LCCピーチ「他業界出身のCA」を生かす3ステップ 「看護師、旅館の女将」など多様な人材を採用
広報の担当に、過去の在籍者を含めて、Peachの客室乗務員の前職について伺ったことがあります。保育士、バーテンダー、新幹線パーサー、バイオリン奏者、看護師、旅館の女将……。実に多様です。もちろん他社で客室乗務員やグランドスタッフだった人も多くいますが、それにしてもこれほどの前職の幅の広さは、取材した他の企業ではなかなかありません。
そのあたりのことをPeachの井上慎一CEOに尋ねると、あえて航空・旅客分野と関係のない人たちを積極採用してきた意図があるようです。
実際、Peachの社員たちは、自分と異なる前職の持ち主から、いまの自分たちの仕事にプラスになるさまざまな経験を得てきたと言います。
例えば、看護師出身の客室乗務員が入社した際、他の客室乗務員たちは彼女から機内で発生する体調不良者への対応などを幅広く学び、みんなで共有したことがあったそうです。
もちろん、仕事の「軸」の部分、例えば客室乗務員なら接遇のやり方、営業担当なら営業のやり方といった部分は、本人が仕事のなかで経験を積んで強くしていくのが基本でしょう。
でも、「軸」ではないが、自分の仕事にプラスになる技、知識、考え方を、異業種から来た人に学んで得ていくことも、仕事の幅を広げ、深さを増すことにつながるのだと思います。
入社したての人にとっても、「前の会社では○○してたんですよね。教えてくれますか」と言われれば、頼られ感を抱けるもの。新たな職場でやっていける自信を得られると思います。
他の業界から来た人のアイデアを活かす仕組み
他の業界から来たばかりの人のアイデアは、どちらかというと軽く流されてしまいやすいものかもしれません。本人はまだ新たな仕事への自信もあまりないでしょうし、周りの社員たちも「あの人はまだこの業界を知らないから」と考えがちだからです。
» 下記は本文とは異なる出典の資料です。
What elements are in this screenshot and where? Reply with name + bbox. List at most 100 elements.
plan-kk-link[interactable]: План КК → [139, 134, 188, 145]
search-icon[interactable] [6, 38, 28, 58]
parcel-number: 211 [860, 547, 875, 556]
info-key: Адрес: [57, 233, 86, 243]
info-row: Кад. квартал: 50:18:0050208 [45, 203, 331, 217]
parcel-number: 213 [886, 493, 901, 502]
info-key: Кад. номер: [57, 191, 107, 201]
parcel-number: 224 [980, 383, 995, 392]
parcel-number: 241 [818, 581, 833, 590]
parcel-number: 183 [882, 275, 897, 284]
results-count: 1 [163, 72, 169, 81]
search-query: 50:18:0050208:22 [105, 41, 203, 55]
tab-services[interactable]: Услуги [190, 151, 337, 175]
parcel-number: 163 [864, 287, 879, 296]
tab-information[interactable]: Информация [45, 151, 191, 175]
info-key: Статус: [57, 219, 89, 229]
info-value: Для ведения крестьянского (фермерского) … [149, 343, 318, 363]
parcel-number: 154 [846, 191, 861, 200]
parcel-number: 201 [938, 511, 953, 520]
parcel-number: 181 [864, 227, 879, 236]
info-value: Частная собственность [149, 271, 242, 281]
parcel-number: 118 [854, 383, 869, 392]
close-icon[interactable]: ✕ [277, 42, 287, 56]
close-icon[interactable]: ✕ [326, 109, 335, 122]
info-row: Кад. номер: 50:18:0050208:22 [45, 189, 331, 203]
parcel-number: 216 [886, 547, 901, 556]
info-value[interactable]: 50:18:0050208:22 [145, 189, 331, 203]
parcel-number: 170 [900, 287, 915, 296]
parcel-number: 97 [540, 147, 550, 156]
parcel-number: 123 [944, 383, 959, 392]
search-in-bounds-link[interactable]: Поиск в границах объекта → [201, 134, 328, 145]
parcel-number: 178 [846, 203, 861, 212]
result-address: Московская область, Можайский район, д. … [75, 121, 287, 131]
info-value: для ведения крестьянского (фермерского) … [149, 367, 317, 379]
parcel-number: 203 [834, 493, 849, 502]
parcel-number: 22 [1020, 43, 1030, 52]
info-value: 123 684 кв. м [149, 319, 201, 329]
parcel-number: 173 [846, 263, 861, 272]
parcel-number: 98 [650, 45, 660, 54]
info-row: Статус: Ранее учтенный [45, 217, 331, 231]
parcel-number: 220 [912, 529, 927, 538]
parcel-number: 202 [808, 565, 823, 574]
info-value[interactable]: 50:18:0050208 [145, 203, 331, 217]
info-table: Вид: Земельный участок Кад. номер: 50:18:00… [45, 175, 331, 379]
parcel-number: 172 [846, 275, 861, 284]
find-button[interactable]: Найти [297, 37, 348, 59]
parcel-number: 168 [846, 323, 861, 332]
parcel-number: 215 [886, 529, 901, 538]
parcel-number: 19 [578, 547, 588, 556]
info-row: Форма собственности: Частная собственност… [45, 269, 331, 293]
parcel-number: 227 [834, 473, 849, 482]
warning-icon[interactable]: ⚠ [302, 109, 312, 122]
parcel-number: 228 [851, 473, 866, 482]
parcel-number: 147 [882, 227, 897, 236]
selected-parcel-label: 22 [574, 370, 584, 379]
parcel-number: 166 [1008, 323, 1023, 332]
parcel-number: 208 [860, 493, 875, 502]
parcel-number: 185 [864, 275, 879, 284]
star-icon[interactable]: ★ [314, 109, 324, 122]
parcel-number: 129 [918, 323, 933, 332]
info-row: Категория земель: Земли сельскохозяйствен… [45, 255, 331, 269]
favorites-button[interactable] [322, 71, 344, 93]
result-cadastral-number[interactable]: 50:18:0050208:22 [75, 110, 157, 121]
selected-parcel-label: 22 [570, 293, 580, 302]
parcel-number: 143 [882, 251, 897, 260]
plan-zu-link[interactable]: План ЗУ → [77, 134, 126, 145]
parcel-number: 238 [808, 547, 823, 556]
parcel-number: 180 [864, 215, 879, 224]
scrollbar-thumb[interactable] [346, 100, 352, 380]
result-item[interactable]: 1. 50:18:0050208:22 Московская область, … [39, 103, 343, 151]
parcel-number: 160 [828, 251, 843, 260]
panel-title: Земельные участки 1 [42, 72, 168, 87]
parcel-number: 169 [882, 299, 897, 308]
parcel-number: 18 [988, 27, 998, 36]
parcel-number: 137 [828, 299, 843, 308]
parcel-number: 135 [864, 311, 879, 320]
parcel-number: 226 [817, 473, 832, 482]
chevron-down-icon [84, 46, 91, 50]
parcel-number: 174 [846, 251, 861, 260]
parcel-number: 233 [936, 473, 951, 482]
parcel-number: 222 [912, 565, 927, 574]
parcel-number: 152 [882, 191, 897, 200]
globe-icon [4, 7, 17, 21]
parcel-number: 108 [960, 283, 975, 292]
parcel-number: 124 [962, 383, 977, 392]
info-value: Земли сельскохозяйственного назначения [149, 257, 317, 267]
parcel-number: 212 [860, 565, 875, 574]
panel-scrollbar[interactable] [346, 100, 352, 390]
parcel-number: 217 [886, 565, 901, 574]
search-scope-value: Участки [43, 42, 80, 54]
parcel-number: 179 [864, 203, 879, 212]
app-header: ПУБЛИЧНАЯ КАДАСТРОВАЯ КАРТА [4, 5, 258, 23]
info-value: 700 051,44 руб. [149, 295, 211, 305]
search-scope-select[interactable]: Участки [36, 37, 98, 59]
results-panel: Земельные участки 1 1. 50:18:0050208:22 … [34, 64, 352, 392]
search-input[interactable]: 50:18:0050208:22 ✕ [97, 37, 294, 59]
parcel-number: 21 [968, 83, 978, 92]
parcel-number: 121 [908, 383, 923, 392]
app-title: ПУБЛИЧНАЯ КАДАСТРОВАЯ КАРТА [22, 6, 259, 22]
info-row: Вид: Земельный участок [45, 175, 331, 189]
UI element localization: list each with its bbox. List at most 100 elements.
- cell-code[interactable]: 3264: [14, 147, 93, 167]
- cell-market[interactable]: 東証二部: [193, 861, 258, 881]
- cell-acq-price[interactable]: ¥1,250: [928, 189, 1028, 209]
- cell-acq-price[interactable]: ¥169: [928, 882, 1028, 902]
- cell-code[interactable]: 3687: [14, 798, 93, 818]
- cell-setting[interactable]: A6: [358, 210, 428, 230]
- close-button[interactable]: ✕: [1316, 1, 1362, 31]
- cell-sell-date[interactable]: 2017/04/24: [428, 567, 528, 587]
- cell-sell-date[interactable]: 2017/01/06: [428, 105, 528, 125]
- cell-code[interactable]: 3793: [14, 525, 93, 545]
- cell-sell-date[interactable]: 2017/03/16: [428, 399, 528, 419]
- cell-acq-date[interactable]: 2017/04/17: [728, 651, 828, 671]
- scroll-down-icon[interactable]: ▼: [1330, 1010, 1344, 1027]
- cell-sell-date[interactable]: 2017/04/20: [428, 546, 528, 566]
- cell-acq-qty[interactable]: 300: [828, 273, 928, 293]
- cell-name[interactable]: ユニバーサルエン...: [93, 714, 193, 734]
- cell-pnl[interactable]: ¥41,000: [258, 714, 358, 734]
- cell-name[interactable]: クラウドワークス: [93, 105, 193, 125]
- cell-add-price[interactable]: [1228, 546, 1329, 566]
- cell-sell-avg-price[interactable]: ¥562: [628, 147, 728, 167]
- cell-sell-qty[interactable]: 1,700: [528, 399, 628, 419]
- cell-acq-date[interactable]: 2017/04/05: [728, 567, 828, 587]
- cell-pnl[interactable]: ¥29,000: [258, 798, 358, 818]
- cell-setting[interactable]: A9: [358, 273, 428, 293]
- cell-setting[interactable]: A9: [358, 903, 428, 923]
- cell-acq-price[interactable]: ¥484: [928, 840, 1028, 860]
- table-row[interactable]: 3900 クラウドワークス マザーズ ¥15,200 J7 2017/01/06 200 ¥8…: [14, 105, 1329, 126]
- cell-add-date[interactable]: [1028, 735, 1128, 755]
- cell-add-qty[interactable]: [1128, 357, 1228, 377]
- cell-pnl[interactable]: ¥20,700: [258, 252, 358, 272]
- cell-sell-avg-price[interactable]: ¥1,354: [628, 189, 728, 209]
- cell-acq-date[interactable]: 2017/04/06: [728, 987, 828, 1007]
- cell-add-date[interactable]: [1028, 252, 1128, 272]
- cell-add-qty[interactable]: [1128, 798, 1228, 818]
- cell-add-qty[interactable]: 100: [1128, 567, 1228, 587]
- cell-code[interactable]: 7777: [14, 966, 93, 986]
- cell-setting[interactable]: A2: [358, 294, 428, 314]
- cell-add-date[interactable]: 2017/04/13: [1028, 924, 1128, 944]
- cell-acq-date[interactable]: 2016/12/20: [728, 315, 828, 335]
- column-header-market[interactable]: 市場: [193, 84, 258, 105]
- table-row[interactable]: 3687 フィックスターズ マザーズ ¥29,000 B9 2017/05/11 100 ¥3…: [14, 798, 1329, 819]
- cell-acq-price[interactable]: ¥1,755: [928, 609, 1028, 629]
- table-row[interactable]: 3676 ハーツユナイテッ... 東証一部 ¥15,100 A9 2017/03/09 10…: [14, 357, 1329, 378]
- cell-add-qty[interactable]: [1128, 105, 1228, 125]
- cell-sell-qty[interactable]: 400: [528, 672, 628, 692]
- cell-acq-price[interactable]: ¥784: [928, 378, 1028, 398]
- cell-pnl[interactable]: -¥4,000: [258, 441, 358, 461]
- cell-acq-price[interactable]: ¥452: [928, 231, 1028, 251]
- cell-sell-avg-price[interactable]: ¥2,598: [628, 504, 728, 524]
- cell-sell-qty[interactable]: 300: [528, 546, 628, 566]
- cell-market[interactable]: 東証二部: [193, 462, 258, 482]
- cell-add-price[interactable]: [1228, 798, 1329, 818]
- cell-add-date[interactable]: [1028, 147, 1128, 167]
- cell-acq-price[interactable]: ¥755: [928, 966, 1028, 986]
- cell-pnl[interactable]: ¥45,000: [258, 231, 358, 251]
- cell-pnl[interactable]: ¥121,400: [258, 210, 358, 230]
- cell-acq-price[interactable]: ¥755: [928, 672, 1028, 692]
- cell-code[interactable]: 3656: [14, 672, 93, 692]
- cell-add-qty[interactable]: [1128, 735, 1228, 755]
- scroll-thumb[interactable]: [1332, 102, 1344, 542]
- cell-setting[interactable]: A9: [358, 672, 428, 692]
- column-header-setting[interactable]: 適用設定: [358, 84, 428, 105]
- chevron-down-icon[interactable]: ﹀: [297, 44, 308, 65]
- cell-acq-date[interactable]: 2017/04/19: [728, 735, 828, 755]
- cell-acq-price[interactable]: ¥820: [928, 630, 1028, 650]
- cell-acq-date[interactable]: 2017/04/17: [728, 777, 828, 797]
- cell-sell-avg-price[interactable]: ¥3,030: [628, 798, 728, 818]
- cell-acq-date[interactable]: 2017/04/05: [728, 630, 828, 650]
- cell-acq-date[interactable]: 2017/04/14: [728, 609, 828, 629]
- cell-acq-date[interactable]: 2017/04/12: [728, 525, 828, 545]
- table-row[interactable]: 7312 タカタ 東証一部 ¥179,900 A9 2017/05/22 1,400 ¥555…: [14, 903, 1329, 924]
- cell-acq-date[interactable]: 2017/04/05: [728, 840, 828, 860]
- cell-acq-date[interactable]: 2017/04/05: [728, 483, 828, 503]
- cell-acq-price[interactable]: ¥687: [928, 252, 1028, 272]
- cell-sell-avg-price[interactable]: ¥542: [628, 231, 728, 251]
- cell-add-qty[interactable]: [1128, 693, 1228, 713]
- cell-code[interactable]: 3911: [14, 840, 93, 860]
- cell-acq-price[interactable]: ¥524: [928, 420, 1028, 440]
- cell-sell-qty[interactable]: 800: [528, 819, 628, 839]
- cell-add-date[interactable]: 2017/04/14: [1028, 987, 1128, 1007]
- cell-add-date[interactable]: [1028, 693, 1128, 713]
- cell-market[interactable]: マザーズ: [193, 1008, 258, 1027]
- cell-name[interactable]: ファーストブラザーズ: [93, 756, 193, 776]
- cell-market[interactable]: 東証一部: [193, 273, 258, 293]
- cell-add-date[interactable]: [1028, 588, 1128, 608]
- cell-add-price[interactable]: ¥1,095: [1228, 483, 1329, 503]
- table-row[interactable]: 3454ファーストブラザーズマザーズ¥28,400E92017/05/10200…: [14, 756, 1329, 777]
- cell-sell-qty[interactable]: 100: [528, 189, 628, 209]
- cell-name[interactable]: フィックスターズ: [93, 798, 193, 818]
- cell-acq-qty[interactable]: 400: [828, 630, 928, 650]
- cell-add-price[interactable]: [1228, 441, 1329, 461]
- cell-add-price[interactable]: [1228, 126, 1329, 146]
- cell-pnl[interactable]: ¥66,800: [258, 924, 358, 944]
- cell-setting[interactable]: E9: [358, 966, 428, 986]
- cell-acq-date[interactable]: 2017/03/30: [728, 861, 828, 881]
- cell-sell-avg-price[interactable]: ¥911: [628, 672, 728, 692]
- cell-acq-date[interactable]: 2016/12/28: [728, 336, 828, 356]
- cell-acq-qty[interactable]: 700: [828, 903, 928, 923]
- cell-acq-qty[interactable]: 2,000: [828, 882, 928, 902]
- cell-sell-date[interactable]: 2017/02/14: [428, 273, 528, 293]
けれども、まだ染まっていない人のアイデアを葬り去ってしまうのは、実にもったいない。長らくいる社員たちからは出てこないような発想が、染まっていない人からは、なかば自然に出てくるわけですから。
井上CEOも、「彼ら・彼女らは、私のような航空業界でずっと生きてきた者とは異なるアイデアや価値観をもっているはず。こうした人たちのバリューを活かさない手はありません」と述べています。
ここで特筆すべきは、実際Peachには、他の業界から来た人の発想をきちんと新サービスなどに具現化させていく仕組みをもっている点です。具体的には、「アイデアを出してもらう」「評価・採用する」「褒めたたえる」という3ステップです。